The typical simplifiled representation of a tomographic system is
$y = Ax$,
where $y$ is the collected data (sinogram in CT), $A$ is the projection matrix, and $x$ is the unknown image.
The closed form solution, which is probably the most popular one, is to applying FBP algorithm to get the direct inverse of this model. In other words, $x$ can be solved directly from $y$ using FBP algorithm.
The reason why we don't do $x = A^*y$ is that the the $A^*$ is too large to be computationally possible on a computer. Therefore, FBP is the way to go.

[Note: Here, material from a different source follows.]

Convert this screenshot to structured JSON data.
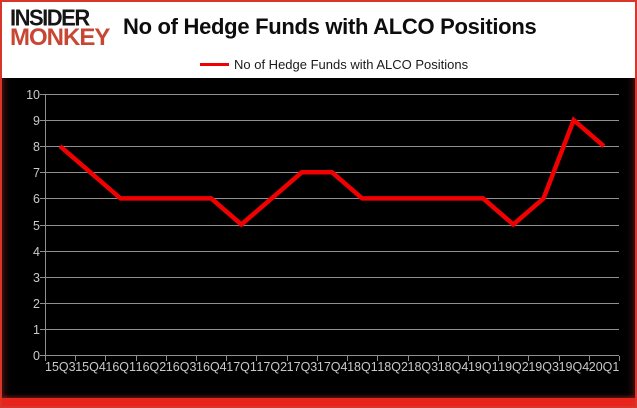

Now I am wondering is there a way to do this reconstruction using machine learning/deep learning? I am not an expert on machine learning topic, but I will present the problem using a simple example.
Basically, what I like is to have an image $x$ when a sinogram $y$ is given. Suppose I have an image (this is my $x$, or output in this case) of size $128 \times 128$. I can generate its sinogram (this is my $y$, or input data in this case) by simulating the physical process (Radon transform). The size of the sinogram should be $128 \times 360$. Which means the beam cast 128 rays across all 360 degrees.

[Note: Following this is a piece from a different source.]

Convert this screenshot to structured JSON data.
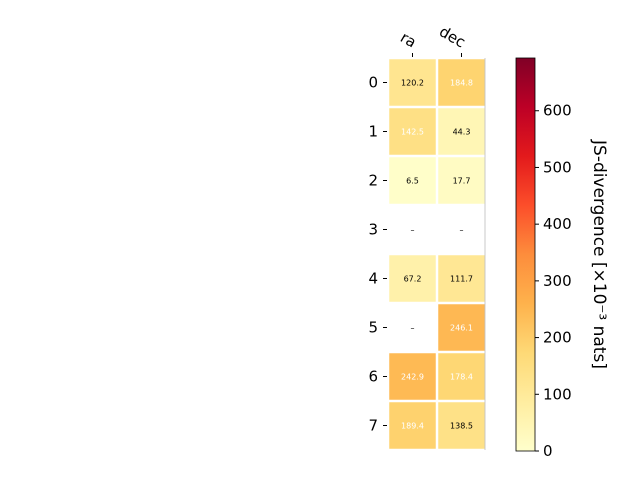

I can generate the sinogram for arbitrary images using my simulator. So I should have a lot of training data.
I imaging between the input $x$ and its output $y$, there is black box in between inside which there are a lot of neurons, weights, bias structured within layers. Now I am wondering how to construct such a neural networks (ex. how many layers? how many weights for each layer?)? and how to train the weights and bias such that when I have a sinogram $y$, it can solve for the image $x$.
If there is a paper talking about this, I'd like to read it. I hope the paper is simple, and an easy tutorial. I am really a beginner on this topic.